Yoles

Un peu d'histoire

Origine des courses de yoles

La course de yoles qui de nos jours, fait partie intégrante de notre patrimoine culturel, sportif, et touristique, est née de nos anciens marins pêcheur, qui après avoir pêcher, se précipitaient pour rejoindre la terre afin d’écouler le poisson pêché. Il faut préciser qu’à l’époque, ils n’avaient pas de moteur et pour faire avancer la yole ils mâtaient une voile confectionnée en sac de farine de froment.

Alors sur le chemin du retour, ils se rencontraient et se lançaient des défis, afin de savoir qui toucherait le premier la terre.

Après ils se sont dit pourquoi ne pas organiser des courses en dehors du cadre de la pêche et c’est ainsi qu’est né les : » kous kanno arété » . Là ils se fixaient une date et un lieu et organisaient des duels entre deux gommiers. Ces petits rendez-vous se répétaient et devenaient de plus en plus populaire principalement sur la cote Est (François, Robert, Vauclin et Marin).

Entre temps, ces embarcations qui étaient construites avec le tronc de l’arbre : le gommier, avaient du mal à porter de grandes voiles du fait de leur instabilité et donc l’idée est venue de construire des yoles rondes. Cette substitution est alors une réussite au niveau de la pêche car les marins pouvaient aller plus loin pour pêcher mais aussi plus vite. Une évolution qui trouva inévitablement son prolongement dans les : » kous kanno arété » c’est ainsi que de valeureux charpentiers de marine tel que : Jean LAFONTAINE, Michel  TENOT ou encore Lison MARIE-MAGDELEINE, construisaient des yoles de plus en plus performantes.
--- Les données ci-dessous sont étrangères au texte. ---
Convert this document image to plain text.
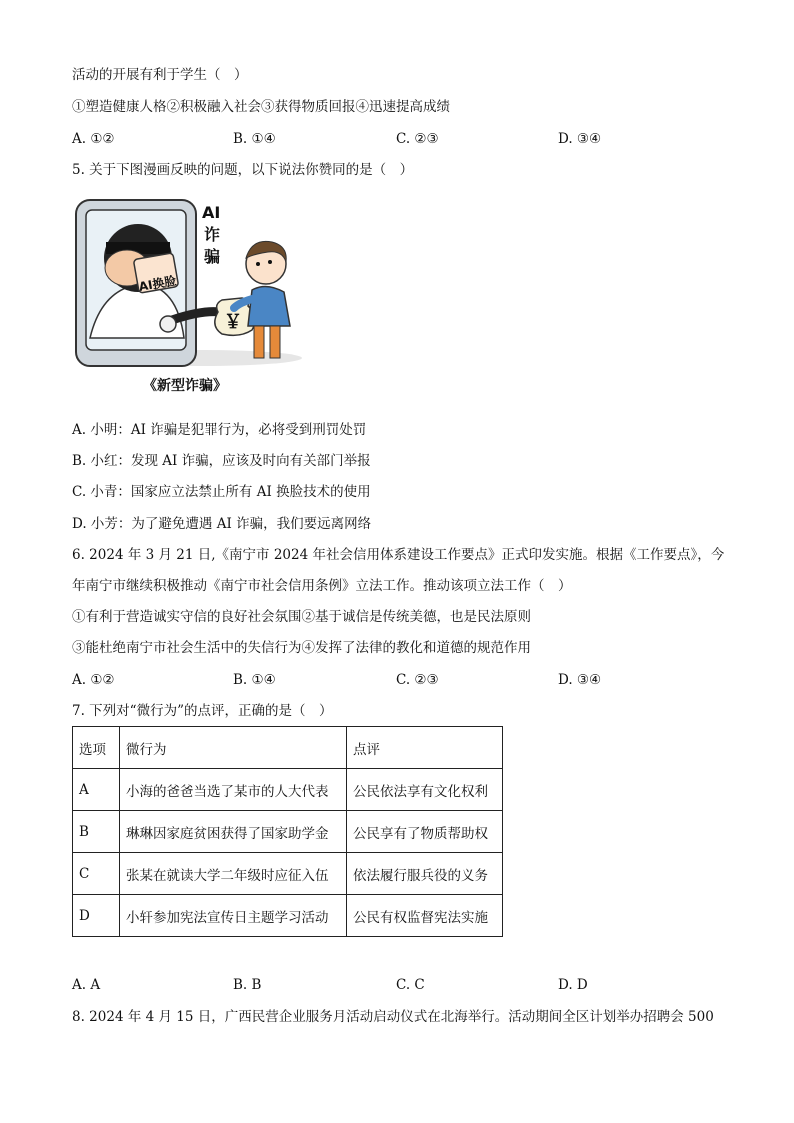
活动的开展有利于学生（　）
①塑造健康人格②积极融入社会③获得物质回报④迅速提高成绩
A. ①②	B. ①④	C. ②③	D. ③④
5. 关于下图漫画反映的问题，以下说法你赞同的是（　）
AI换脸
￥
AI
诈
骗
《新型诈骗》
A. 小明：AI 诈骗是犯罪行为，必将受到刑罚处罚
B. 小红：发现 AI 诈骗，应该及时向有关部门举报
C. 小青：国家应立法禁止所有 AI 换脸技术的使用
D. 小芳：为了避免遭遇 AI 诈骗，我们要远离网络
6. 2024 年 3 月 21 日,《南宁市 2024 年社会信用体系建设工作要点》正式印发实施。根据《工作要点》，今
年南宁市继续积极推动《南宁市社会信用条例》立法工作。推动该项立法工作（　）
①有利于营造诚实守信的良好社会氛围②基于诚信是传统美德，也是民法原则
③能杜绝南宁市社会生活中的失信行为④发挥了法律的教化和道德的规范作用
A. ①②	B. ①④	C. ②③	D. ③④
7. 下列对“微行为”的点评，正确的是（　）
选项	微行为	点评
A	小海的爸爸当选了某市的人大代表	公民依法享有文化权利
B	琳琳因家庭贫困获得了国家助学金	公民享有了物质帮助权
C	张某在就读大学二年级时应征入伍	依法履行服兵役的义务
D	小轩参加宪法宣传日主题学习活动	公民有权监督宪法实施
A. A	B. B	C. C	D. D
8. 2024 年 4 月 15 日，广西民营企业服务月活动启动仪式在北海举行。活动期间全区计划举办招聘会 500
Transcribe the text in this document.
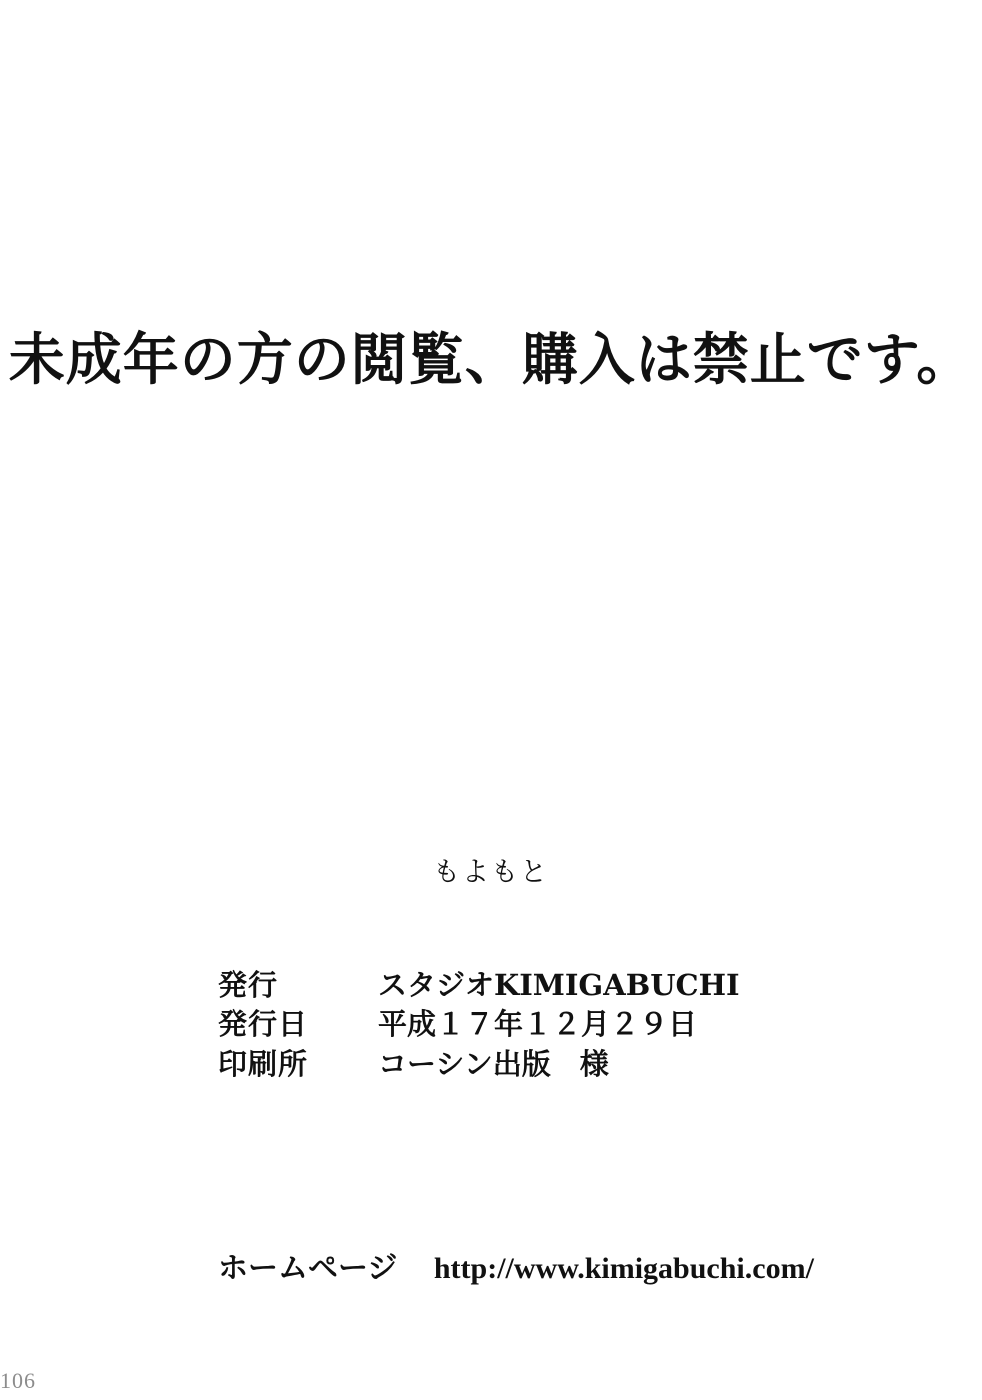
未成年の方の閲覧、購入は禁止です。
もよもと
発行	スタジオKIMIGABUCHI
発行日	平成１７年１２月２９日
印刷所	コーシン出版　様
ホームページ http://www.kimigabuchi.com/
106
Ce qui était avant tout un simple amusement entre pêcheurs devenait de plus en plus populaire et on parlait de compétition. Devant ce succès populaire, les municipalités n’hésitaient pas à inscrire au programme de leur fête patronale ce type de manifestation.

Le premier tour de la Martinique. 

Cette nouvelle discipline suscitait un tel engouement qu’en 1966, des amoureux de la mer, sans pour cela être marin pêcheur, décidaient, sous l’impulsion de Marcel BON SAINT-CÔME, de relever un pari fou : faire le tour de la Martinique en Yoles rondes. C’est ainsi que le 17 mai 1966 quatre embarcations prenaient le départ de ce tout premier tour : « Mouette« , Etoile avec Jacques Vivies et Michel Asselin, « Frisson » avec Colo Beaucharel, Henry Hayot et Henry Ursulet et « Odyssée » avec Marcel Exilie , Georges Faula et Edouard Exilie.

Premier pari réussit mais pas sans peine, car avec seulement trois hommes à bord, ils devaient boucler le tour en seulement 4 étapes. La grosse difficulté de cette première édition, a été le passage au rocher du Diamant où des courants contraires rendaient difficile ce passage et l’arrivée à Saint-Anne c’est fait vers 17 heures.

Toutes ces difficultés n’ont pas découragé ces valeureux marins puisqu’ils ont recommencé en 1967 et 1968.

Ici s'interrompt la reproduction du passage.